"Frankie" Takes Final Bet

23 February 2001
One of the most legendary illegal bookies who seemed able to weather storm after storm of arrests, felonies and jail terms finally has had the eye of the storm catch up to him.

According to published reports, Frank Masterana, a 71 year-old bookie who was forced to move his operations to the Dominican Republic, is expected to plead guilty to gambling charges on the grounds that he used his toll-free phone bank to take in bets from New York.

Masterana, owner and founder of Caribbean Sports in Costa Rica, will appear before U.S. District Judge John T. Elfvin on Wednesday and plead guilty to gambling charges, a government prosecutor told the Buffalo News.

The scheduled court date comes after the FBI ran a court-approved wiretap on local bookmakers and came across gamblers and bookies placing bets with Masterana. Masterana, or "Frankie" as he was known on the Strip, remained one of the last in a dying breed of independent bookies. He began operating in 1953 after working for his father’s pool hall in Canton, Ohio.

As more and more of Vegas’ conglomerates moved into the sportsbook arena, Masterana seemed to keep his business going. The Nevada Gaming Commission listed him in its Black Book, banning him from any casino in the state, claming he was tied to organized crime.

Las Vegas Review-Journal columnist John L. Smith wrote this week that Masterana always seemed to resurface no matter what sort of blows or sentences he received.

"In the shadowy underworld of illegal bookmaking," Smith wrote, "Masterana's career has been a stout cork in rough seas. Hurricanes come and go, but the unrepentant bookie somehow manages to pop back up and keep his head above the rough water."

The wiretaps revealed that Masterana’s Caribbean phone bank was allegedly just a front for bookies and gamblers in the Buffalo area.

According to federal indictment, clerks who answered Masterana’s phone bank gave the day’s odds on various sporting events. One day, according to the indictment, a short time after the odds were given, bookies laid $2,000 and $3,000 bets for gamblers in Western New York. On March 8, 1996 alone, 24 bets totaling $61,000 were placed by local bookies and bettors to Masterana, according to the indictment.

Although he only is facing charges on the bets from the Buffalo area, it is believed that Masterana was accepting bets from all over the United States and Canada. A number of Canadian bettors have complained that Masterana never paid them, according to the Buffalo News.

Paul Kaczowski, 51, a Niagara Falls bookie, has already pled guilty to federal gambling charges in connection to Masterana. Kaczowski faces a possible prison term of eight to 14 months when Elfvin sentences him on May 11.

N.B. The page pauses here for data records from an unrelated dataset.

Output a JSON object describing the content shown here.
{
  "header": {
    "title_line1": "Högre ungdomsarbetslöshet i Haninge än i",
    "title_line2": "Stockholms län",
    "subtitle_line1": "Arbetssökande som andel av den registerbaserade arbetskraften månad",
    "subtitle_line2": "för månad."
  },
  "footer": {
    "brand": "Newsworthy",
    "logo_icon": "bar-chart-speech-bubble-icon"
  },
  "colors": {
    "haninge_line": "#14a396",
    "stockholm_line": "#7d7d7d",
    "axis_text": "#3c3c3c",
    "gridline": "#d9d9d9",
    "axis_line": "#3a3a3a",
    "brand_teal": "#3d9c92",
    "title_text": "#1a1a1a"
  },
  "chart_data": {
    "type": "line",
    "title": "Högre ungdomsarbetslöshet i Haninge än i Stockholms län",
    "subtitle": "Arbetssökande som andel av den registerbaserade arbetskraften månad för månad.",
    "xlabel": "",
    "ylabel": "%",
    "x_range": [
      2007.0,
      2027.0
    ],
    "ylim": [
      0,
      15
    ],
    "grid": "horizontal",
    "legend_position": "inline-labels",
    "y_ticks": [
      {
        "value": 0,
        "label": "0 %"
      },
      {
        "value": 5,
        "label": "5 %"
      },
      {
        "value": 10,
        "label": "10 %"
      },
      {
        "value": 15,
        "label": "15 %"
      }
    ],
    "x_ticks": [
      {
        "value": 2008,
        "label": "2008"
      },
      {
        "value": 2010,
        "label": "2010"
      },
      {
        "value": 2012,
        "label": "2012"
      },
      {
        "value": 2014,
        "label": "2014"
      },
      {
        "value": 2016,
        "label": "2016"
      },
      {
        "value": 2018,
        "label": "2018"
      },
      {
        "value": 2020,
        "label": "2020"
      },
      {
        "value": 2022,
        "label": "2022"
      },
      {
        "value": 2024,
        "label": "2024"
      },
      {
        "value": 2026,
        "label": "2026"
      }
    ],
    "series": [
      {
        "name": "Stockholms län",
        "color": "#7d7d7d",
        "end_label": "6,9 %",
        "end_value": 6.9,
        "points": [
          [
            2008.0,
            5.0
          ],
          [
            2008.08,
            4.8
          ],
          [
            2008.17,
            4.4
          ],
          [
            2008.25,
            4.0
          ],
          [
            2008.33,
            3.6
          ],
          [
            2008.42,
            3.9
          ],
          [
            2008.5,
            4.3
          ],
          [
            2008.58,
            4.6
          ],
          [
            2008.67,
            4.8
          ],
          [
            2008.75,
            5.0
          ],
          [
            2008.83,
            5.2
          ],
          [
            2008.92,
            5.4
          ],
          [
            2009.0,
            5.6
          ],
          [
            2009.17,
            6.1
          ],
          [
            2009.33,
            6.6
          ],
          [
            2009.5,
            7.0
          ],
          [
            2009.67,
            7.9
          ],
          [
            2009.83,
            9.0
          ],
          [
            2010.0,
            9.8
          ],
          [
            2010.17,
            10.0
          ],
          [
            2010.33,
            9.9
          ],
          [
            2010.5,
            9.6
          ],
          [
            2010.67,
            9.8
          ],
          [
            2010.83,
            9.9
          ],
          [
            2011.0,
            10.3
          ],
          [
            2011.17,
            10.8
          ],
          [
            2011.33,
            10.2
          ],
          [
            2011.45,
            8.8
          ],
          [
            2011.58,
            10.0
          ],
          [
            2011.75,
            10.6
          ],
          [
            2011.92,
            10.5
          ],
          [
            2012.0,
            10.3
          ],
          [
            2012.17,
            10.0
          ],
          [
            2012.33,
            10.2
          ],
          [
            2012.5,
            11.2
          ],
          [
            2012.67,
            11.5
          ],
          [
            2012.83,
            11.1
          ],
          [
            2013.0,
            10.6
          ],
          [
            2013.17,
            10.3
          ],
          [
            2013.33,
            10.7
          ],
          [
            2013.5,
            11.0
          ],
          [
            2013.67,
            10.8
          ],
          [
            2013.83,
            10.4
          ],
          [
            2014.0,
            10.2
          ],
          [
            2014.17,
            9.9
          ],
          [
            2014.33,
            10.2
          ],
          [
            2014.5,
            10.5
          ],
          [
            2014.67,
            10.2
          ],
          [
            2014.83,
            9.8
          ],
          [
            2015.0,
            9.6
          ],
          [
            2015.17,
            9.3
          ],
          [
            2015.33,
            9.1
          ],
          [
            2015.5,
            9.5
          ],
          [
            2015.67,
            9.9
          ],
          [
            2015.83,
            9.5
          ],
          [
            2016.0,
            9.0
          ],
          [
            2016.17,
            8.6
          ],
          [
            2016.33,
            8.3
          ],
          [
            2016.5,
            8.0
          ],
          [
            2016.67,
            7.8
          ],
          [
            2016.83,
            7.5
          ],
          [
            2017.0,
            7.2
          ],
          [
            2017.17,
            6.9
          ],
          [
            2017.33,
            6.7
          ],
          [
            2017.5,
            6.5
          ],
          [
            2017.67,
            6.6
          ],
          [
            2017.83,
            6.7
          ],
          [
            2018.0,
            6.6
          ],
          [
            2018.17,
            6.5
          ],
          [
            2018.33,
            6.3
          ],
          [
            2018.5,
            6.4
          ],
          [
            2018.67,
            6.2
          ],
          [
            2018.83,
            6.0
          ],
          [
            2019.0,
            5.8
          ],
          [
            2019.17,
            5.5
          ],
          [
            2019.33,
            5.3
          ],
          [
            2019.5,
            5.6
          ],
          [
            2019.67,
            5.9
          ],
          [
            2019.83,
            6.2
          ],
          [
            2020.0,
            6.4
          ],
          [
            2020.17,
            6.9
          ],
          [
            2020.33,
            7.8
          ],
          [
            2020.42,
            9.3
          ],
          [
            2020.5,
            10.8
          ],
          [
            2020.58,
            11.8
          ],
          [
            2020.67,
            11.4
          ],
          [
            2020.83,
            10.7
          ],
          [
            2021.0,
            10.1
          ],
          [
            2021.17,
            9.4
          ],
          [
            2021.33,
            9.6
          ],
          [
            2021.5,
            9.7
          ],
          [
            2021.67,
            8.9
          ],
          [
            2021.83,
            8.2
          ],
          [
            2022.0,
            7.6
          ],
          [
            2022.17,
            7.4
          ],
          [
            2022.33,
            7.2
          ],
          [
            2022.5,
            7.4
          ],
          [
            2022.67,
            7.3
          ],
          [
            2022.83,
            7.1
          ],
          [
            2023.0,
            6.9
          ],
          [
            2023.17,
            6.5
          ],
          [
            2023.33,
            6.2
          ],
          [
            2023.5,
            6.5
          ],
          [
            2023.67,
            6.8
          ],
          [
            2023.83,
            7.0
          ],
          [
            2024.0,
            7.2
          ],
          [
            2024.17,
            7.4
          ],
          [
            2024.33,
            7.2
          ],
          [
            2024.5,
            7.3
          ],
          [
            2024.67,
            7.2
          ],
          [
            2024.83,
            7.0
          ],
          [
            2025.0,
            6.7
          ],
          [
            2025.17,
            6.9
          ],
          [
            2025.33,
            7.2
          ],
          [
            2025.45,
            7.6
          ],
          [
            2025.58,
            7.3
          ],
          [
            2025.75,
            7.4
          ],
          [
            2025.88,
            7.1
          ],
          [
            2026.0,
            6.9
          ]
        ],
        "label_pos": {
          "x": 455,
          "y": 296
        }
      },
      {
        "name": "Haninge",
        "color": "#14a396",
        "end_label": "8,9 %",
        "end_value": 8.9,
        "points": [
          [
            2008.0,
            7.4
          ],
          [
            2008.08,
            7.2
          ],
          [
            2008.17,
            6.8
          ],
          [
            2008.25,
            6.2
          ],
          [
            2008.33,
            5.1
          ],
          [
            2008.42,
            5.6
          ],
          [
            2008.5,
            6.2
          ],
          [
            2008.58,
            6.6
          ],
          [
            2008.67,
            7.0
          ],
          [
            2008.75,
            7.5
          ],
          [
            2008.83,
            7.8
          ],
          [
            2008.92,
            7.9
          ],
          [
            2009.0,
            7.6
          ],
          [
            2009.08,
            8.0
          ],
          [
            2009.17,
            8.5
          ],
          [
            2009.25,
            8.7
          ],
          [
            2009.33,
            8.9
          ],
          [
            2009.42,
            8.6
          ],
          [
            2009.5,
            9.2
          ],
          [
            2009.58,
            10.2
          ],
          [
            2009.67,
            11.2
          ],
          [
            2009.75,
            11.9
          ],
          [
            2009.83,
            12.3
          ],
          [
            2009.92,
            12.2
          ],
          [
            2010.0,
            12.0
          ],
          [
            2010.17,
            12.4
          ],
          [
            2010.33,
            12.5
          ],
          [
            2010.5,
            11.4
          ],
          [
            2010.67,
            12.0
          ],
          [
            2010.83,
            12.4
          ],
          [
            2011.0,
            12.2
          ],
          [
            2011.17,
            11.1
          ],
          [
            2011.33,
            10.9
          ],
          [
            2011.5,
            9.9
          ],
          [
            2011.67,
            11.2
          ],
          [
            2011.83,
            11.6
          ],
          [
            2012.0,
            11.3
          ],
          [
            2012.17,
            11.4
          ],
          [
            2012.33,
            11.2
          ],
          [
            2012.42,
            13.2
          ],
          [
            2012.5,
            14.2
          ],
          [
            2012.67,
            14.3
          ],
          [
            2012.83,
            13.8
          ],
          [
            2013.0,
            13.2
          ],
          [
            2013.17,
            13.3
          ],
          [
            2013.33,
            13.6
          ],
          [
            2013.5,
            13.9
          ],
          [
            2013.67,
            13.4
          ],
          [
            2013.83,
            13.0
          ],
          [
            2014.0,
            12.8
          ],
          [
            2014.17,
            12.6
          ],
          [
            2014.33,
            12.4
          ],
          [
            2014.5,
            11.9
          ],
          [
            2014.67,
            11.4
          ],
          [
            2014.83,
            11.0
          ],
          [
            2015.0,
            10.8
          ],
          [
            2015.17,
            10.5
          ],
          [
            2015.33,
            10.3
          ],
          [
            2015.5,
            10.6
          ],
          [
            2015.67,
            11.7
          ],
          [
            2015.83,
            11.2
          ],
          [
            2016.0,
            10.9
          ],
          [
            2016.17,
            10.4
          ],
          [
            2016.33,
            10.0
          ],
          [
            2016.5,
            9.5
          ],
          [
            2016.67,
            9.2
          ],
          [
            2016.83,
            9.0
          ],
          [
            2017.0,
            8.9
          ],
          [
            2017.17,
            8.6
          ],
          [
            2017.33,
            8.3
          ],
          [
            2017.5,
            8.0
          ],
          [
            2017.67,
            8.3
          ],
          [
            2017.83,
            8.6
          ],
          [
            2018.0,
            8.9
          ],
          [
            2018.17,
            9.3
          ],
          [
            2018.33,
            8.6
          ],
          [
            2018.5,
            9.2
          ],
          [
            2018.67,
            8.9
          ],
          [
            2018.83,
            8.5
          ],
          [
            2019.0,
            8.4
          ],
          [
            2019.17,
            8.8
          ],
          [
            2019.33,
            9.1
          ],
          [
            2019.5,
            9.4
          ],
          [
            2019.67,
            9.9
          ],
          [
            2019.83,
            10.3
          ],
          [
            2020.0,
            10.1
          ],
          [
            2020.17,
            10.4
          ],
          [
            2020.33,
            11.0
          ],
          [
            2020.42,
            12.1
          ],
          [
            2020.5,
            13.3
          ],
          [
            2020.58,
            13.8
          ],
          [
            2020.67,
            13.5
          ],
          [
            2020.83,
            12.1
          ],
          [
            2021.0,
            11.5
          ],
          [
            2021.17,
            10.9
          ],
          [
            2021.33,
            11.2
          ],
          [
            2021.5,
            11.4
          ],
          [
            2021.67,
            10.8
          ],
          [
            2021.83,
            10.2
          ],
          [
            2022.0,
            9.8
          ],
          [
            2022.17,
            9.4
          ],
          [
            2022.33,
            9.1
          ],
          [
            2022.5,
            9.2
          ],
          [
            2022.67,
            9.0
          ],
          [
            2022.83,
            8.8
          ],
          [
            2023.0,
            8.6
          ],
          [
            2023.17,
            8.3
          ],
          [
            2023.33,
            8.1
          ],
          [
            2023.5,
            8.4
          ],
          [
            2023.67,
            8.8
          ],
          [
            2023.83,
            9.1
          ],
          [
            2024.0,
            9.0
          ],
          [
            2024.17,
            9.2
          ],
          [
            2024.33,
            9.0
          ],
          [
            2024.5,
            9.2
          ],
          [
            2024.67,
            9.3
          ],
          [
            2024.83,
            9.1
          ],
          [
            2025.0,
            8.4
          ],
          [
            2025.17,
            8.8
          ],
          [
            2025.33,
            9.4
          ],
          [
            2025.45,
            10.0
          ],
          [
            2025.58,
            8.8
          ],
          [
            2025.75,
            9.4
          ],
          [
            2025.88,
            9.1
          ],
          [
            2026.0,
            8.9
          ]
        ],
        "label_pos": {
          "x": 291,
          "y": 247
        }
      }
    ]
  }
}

And like his counterpart, Kaczowski didn’t let a little thing like imprisonment stop him from running the business.

Assistant U.S. Attorney Anthony M. Bruce said there was virtually no interruption in the Western New York bet taking when Kaczowski entered federal prison in 1996 for a 31-month term on an unrelated gambling conviction.

Smith conjured up similar images of Masterana in his column. Smith spoke of the time Masterana was in federal prison and was suspected of using the official phone lines to receive his betting information.

"Legend has it he was owed so much money he contemplated staying behind bars after his release date just to collect," he wrote.

Masterana, after his 1988 banishment from Las Vegas, was among the first U.S. gamblers to set up offshore operations in the Caribbean. He started in the Dominican Republic, but more recently shifted operations to Costa Rica, along with a number of other offshore gambling companies.

Masterana operated his business under the banner of Caribbean Sports.